O Rio era, de fato, a Paris brasileira na primeira metade do século XX.

SOBRE OS BEST-SELLERS

Mas, o que disseram os doze homens e mulheres sobre os best-sellers? Copio da matéria assinada por Luís Alípio de Barros (ele não usava o Gomes profissionalmente):

Murilo Mendes, poeta: “Sem dúvida, o best-seller está muitas vezes fora da literatura. Mas, se acabássemos com ele, muitos espíritos ficariam sem alimento”. Manuel Bandeira, poeta: “Pessoalmente, não sou um leitor de best-sellers. Mas acho que eles têm uma função muito útil que é a de habituar o grande público à leitura, fazendo-o depois procurar leitura mais substancial”

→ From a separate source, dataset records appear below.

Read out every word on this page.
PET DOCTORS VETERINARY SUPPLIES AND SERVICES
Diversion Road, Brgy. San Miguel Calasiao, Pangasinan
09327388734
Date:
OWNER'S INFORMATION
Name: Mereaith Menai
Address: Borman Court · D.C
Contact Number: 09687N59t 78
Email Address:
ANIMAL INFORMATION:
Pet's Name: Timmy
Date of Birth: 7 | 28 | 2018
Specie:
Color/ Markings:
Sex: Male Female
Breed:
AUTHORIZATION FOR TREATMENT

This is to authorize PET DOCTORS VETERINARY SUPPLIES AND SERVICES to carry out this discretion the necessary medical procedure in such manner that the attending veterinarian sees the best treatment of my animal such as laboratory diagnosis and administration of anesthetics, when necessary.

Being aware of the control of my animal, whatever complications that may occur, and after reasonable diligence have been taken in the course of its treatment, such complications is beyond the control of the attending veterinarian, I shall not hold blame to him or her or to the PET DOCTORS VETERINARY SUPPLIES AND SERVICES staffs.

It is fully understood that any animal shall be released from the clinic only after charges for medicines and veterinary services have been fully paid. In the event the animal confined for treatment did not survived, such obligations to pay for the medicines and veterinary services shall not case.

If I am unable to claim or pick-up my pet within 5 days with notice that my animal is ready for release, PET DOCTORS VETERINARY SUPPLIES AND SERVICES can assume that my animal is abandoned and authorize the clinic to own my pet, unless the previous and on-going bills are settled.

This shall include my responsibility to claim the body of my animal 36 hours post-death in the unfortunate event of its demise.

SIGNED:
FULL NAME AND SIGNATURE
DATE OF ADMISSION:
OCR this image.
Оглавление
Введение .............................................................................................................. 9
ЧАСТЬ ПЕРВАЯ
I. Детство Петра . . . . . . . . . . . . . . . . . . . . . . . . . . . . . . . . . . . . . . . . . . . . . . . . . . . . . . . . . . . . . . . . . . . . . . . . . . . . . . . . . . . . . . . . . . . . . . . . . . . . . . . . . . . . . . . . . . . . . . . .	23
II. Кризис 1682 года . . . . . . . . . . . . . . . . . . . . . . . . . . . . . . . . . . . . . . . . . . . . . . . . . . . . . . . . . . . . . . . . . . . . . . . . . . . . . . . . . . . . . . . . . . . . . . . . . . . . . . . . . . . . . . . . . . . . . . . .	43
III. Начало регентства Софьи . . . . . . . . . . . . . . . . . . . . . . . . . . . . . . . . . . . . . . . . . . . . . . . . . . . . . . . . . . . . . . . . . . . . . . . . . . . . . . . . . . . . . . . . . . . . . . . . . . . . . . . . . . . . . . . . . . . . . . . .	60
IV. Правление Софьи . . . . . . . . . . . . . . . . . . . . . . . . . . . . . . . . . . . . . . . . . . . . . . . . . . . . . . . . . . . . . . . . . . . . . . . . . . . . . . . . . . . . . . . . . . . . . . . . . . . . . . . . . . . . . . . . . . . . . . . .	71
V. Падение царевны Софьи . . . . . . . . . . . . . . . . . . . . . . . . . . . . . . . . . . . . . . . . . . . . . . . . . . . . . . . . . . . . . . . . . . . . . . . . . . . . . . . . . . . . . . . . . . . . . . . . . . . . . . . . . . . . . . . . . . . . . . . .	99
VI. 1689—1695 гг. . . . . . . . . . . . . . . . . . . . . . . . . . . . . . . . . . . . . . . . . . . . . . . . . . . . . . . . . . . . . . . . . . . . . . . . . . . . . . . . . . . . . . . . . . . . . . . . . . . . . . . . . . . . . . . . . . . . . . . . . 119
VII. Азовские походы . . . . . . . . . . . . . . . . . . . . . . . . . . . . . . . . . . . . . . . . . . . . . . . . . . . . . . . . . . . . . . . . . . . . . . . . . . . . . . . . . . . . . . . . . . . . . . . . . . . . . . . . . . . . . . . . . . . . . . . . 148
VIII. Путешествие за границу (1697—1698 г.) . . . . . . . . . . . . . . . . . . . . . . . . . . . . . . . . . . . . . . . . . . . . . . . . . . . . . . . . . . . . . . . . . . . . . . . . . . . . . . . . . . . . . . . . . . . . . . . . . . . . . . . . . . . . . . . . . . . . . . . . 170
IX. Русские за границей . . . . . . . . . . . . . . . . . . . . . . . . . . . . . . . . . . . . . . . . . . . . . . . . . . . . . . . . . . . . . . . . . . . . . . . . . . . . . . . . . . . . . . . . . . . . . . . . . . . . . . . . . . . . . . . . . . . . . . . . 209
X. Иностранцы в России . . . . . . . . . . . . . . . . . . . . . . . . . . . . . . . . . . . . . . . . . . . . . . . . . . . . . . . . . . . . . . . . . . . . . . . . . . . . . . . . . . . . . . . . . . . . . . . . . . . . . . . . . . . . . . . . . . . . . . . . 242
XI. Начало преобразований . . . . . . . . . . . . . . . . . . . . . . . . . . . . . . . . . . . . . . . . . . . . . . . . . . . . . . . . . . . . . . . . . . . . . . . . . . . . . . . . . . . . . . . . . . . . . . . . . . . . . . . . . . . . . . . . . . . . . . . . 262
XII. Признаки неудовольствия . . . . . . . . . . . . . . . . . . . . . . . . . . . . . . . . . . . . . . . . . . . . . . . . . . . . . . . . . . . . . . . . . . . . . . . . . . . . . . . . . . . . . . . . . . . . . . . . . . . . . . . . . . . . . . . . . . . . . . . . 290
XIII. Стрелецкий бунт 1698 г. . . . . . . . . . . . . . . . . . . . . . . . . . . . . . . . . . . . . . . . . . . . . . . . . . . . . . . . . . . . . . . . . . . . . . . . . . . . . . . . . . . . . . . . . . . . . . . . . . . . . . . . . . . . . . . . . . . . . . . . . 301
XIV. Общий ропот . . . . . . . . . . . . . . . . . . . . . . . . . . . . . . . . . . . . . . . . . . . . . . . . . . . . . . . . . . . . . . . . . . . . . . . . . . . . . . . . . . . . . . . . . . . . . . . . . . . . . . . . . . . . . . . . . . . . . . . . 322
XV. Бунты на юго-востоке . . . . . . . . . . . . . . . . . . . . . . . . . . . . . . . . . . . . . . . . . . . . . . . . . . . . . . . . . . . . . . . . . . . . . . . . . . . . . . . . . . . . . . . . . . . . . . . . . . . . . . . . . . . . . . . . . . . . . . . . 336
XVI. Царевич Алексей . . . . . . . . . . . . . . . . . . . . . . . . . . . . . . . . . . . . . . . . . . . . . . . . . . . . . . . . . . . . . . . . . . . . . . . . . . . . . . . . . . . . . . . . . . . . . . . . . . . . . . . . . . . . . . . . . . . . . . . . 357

José Lins do Rego, “o romancista do Ciclo da cana-de-açúcar”: “O best-seller é um divertimento, uma pantomima. Um subproduto do romance”. Leda Maria de Albuquerque, contista de “A semana de Miss Smith”: “Embora nunca leia best-sellers, e acredite que a maioria está longe de corresponder à fama que têm, eu os considero muito úteis, pois conseguem interessar a um grande número de pessoas que um livro mais discreto não seria capaz de interessar”.

Nelson Rodrigues, autor de “Vestido de noiva” [peça teatral]: “Se há uma eternidade assegurada, é a do best-seller. A grande literatura pode acabar por muitos motivos, inclusive uma crise definitiva de leitores. O best-seller não. Existiu sempre e existirá até a chamada consumação dos séculos”. Antônio Accioly Netto, romancista de “A Salomé de olhos verdes”. “o best-seller, entre outras utilidades, tem uma, importantíssima – abre caminho, difunde o gosto pela leitura.A| preferência pela qualidade virá depois. Ninguém pode começar pelo fim”.

Dinah Silveira de Queiroz, autora do romance “Floradas na serra” e do livro de contos “A sereia verde”: “Cervantes, Dickens e Balzac, se vivessem hoje, poderiam nos dar best-sellers. Não simpatizo com a ideia de o escritor servir apenas a um mandarinato intelectual”. Emil Farhat: “Certos bons escritores têm prevenção contra best-sellers. Mas trata-se do uma opinião ‘torre de marfim’. Com isso eles insinuam que o livro de que o povo gosta não é coisa digna de ser considerada criação literária”.

Graciliano Ramos, romancista de “Angústia”, “São Bernardo” e “Vidas Secas” e que agora acaba de publicar “Infância”: “Não tenho tempo de ler essas coisas. Best-seller quase sempre é uma coisa fora da literatura”. Lúcio Cardoso, romancista: “Atualmente, o best-seller é um movimento útil, se bem que injustificado. Sabemos por seu intermédio que há romances capazes de apaixonarem eminentemente o público, e são maus romances”.

Millor Fernandes “que figura entre os melhores contistas da nova geração”: “O fato de ser o mais vendido nada significa. O público erra muito, mas também acerta. De forma que o best-seller tanto é a Bíblia quanto E o vento levou”. Rachel de Queiroz, “a romancista de ‘Quinze’ “Best-sellers? Dou graças a Deus quando não me dão para traduzi-los”. (Fonte O Cruzeiro, RJ, 17/11/1945, págs. 72-73.)